Desidratado e com o estado de saúde debilitado, o mamífero foi tratado com antibióticos, antiinflamatórios e hidratação. Aparecida, contudo, perdeu o apetite e chegou a pesar 160 quilos, o equivalente ao peso de um animal de um ano e seis meses. Depois, reagiu à medicação e ganhou 75 quilos distribuídos nos seus mais de 2 m de comprimento. Passou a comer grandes quantidades de capim-agulha (alimento encontrado no mar e apreciado pelos peixes-bois), além das mamadeiras com suplementos. Segundo a veterinária, foram seis meses de tratamento e muito carinho para que Aparecida estivesse apta a voltar ao seu habitat natural.

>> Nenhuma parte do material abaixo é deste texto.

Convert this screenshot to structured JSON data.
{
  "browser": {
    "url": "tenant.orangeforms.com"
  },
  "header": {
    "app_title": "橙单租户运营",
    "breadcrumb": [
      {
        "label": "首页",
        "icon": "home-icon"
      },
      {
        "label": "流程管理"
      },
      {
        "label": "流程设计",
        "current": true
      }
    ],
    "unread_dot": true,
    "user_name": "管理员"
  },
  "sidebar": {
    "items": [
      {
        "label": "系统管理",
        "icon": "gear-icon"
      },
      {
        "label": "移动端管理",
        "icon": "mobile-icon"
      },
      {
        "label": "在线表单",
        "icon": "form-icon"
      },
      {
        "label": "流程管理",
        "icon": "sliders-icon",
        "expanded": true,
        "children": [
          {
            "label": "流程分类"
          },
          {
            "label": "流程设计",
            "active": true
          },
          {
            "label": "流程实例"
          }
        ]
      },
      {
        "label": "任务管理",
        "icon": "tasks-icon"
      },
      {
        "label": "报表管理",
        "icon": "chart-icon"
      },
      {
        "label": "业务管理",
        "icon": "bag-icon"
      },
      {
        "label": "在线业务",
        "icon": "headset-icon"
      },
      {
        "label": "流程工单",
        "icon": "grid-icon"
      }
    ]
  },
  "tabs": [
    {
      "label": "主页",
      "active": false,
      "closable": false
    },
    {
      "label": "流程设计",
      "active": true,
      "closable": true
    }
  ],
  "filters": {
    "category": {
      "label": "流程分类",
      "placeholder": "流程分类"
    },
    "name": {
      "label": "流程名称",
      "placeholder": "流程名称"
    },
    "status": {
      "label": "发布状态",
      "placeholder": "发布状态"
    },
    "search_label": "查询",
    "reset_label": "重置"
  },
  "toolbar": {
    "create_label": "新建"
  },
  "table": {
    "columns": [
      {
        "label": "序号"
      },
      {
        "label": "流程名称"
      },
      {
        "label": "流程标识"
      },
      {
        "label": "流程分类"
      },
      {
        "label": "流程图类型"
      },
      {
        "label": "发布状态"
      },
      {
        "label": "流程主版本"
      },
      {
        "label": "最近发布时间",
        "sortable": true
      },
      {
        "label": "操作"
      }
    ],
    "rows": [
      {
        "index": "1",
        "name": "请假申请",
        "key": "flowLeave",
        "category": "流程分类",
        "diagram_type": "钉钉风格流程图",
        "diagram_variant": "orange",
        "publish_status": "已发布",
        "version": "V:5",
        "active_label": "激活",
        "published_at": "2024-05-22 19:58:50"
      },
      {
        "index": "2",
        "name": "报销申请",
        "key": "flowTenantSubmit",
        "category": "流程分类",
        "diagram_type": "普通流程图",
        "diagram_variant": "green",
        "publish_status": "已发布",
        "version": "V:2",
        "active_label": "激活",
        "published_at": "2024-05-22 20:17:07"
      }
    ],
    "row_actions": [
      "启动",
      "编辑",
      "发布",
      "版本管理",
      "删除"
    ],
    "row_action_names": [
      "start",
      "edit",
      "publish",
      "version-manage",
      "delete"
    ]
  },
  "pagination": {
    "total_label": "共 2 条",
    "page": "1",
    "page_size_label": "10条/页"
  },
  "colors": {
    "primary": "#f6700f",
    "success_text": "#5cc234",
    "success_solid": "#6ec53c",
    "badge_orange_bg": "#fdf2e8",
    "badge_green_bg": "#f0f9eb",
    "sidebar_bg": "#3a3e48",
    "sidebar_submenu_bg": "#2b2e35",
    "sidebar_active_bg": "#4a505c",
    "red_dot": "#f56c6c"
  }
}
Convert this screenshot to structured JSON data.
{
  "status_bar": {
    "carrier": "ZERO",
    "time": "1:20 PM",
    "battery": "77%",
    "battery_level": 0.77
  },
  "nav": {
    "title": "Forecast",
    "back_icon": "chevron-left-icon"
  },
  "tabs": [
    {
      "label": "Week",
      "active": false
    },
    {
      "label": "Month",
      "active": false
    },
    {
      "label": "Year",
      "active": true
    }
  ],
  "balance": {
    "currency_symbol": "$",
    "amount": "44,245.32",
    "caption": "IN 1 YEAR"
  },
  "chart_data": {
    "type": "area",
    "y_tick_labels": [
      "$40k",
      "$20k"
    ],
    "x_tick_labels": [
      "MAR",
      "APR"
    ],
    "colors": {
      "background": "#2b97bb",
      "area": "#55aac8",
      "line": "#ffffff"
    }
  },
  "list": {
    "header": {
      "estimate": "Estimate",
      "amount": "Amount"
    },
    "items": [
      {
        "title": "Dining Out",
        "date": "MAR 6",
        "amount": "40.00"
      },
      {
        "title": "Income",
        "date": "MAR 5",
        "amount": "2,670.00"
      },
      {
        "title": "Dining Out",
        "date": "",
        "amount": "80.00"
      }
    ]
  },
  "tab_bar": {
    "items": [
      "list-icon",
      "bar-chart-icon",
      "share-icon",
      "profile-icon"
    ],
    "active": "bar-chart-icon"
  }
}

Na madrugada do dia 4 de maio começou a saga do peixe-boi fêmea para ser levada ao mar onde se juntaria a Aldo, peixe-boi macho. Às 2h30 da manhã saiu o comboio de Itamaracá levando Aparecida em um caminhão, dentro de uma piscina forrada por colchões úmidos, que serviam para aliviar o impacto da estrada.
Mais de 20 pessoas, entre biólogos, oceanógrafos, veterinários, guardas florestais e engenheiros de pesca, participaram da operação. Durante todo o percurso, Aparecida foi assistida pela veterinária, que molhava o animal com água doce para evitar o ressecamento de sua pele. Foram mais de 12 horas até chegar à Área de Proteção Ambiental (APA) Costa dos Corais, na Praia da Lage, em Porto de Pedras (AL). Enquanto a fêmea estava a caminho, outra operação foi desencadeada para capturar Aldo, que estava vivendo no rio Tatuamunha, no município de Porto de Pedras, a 100 quilômetros de Maceió.


Mobilização
Às 9h30, Aldo, com 125 quilos e 1,80 m de comprimento, chegou ao viveiro para se encontrar com Aparecida, que se juntou a ele às 11h. Nesse meio tempo, Aldo fugiu e deu trabalho para ser recuperado. O município de Porto de Pedras parou para assistir a chegada dos animais. As crianças foram dispensadas das escolas para que pudessem acompanhar de perto uma verdadeira aula de educação ambiental. Cerca de 500 pessoas da comunidade local – estudantes, professores e pescadores – estavam mobilizadas aguardando a chegada dos mamíferos.
“Não sei como as pessoas têm coragem de matar um animal tão dócil como o peixe-boi”, protestou a estudante Janaína Silva, de 16 anos. Já o estudante Pedro de Oliveira, de oito anos, torcia para que o acasalamento desse certo. “Tomara que possam nascer um monte de peixes-boizinhos desse casamento”.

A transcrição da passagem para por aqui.